The US and Japan airlifted hundreds of their nationals from the epicentre of China’s new coronavirus outbreak on Wednesday, as the number of those killed by the disease rose sharply.
More than 50 million people have been locked down in and around Wuhan, the central industrial city where the outbreak first began, in a bid by authorities to stop an infection that has since spread to more than 15 countries.
Thousands of foreigners are among those effectively trapped in the area, and numerous countries are devising plans to get their nationals out.
Chinese President Xi Jinping called the virus a “demon” during talks on Tuesday with the head of the World Health Organization in Beijing, and pledged a “timely” release of updates about the crisis.
But the United States questioned Beijing’s transparency and urged the country to show “more cooperation” amid mounting global fears about a novel coronavirus that has infected more than 5,300 people in China and dozens more elsewhere.
Figures from Hubei province on Wednesday morning showed the number of cases in the city had soared by over 800 in the past 24 hours, with another 25 deaths confirmed at the epicentre of the contagion.
Nationwide the number of cases stood at nearly 6,000.
As concern about the outbreak continued to mount, a plane carrying around 200 Japanese citizens evacuated from Wuhan landed in Tokyo on Wednesday morning.
Medical professionals on board the flight were expected to carry out health checks before the passengers could disembark but there were no plans to quarantine them.
Around 650 Japanese nationals in the Wuhan area had said they wanted to be repatriated and Prime Minister Shinzo Abe said Tokyo would take “every possible measure” to bring them home.

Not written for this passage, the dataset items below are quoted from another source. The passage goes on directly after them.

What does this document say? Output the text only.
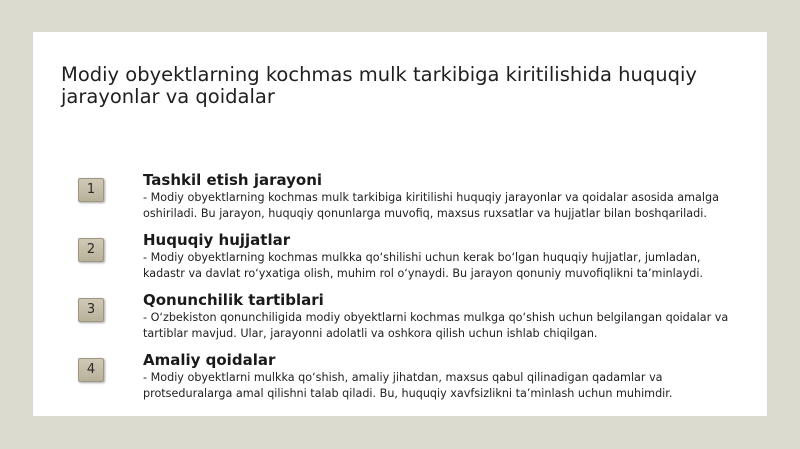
Modiy obyektlarning kochmas mulk tarkibiga kiritilishida huquqiy jarayonlar va qoidalar
1
Tashkil etish jarayoni
- Modiy obyektlarning kochmas mulk tarkibiga kiritilishi huquqiy jarayonlar va qoidalar asosida amalga oshiriladi. Bu jarayon, huquqiy qonunlarga muvofiq, maxsus ruxsatlar va hujjatlar bilan boshqariladi.
2
Huquqiy hujjatlar
- Modiy obyektlarning kochmas mulkka qo‘shilishi uchun kerak bo‘lgan huquqiy hujjatlar, jumladan, kadastr va davlat ro‘yxatiga olish, muhim rol o‘ynaydi. Bu jarayon qonuniy muvofiqlikni ta’minlaydi.
3
Qonunchilik tartiblari
- O‘zbekiston qonunchiligida modiy obyektlarni kochmas mulkga qo‘shish uchun belgilangan qoidalar va tartiblar mavjud. Ular, jarayonni adolatli va oshkora qilish uchun ishlab chiqilgan.
4
Amaliy qoidalar
- Modiy obyektlarni mulkka qo‘shish, amaliy jihatdan, maxsus qabul qilinadigan qadamlar va protseduralarga amal qilishni talab qiladi. Bu, huquqiy xavfsizlikni ta’minlash uchun muhimdir.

A US charter flight also left the city on Wednesday with some two hundred American citizens onboard including staffers from the local US consulate.
“These travellers will be carefully screened and monitored to protect their health, as well as the health and safety of their fellow Americans,” State Department spokeswoman Morgan Ortagus said.
The European Union will fly its citizens out aboard two French planes this week, and South Korea was due to do the same. Several other countries were assessing their options.
Several countries, most recently Australia, have urged their citizens to “reconsider” all travel to China.
Xi said his country was waging a “serious struggle” against the epidemic, speaking during talks with WHO chief Tedros Adhanom Ghebreyesus in Beijing on Tuesday.
China has extended its Lunar New Year holiday to keep people indoors as much as possible and suspended a wide range of train services.
Following the Xi-Tedros talks, the WHO said the two sides had agreed to send international experts to China “as soon as possible… to guide global response efforts”.
“Stopping the spread of this virus both in China and globally is WHO’s highest priority,” Tedros said.
Until Tuesday, all reported cases in more than a dozen countries had involved people who had been in or around Wuhan, but Japan and Germany have reported the first human-to-human infections outside China.
Germany now has four confirmed cases, all of them employees at a Bavarian firm recently visited by a Chinese colleague, health officials said.
Some experts have praised Beijing for being more reactive and open about the new virus compared to its handling of the Severe Acute Respiratory Syndrome (SARS) epidemic of 2002-2003.
But others say local officials had earlier been more focused on projecting stability than responding to the outbreak when it began to spread earlier this month.
Since then, the number of cases has soared.
The United States has said it is working on a vaccine, but that would take months to develop.
Scientists in Australia meanwhile said they had grown the virus from a patient sample in a move that they said would provide international laboratories with crucial information to help combat the virus.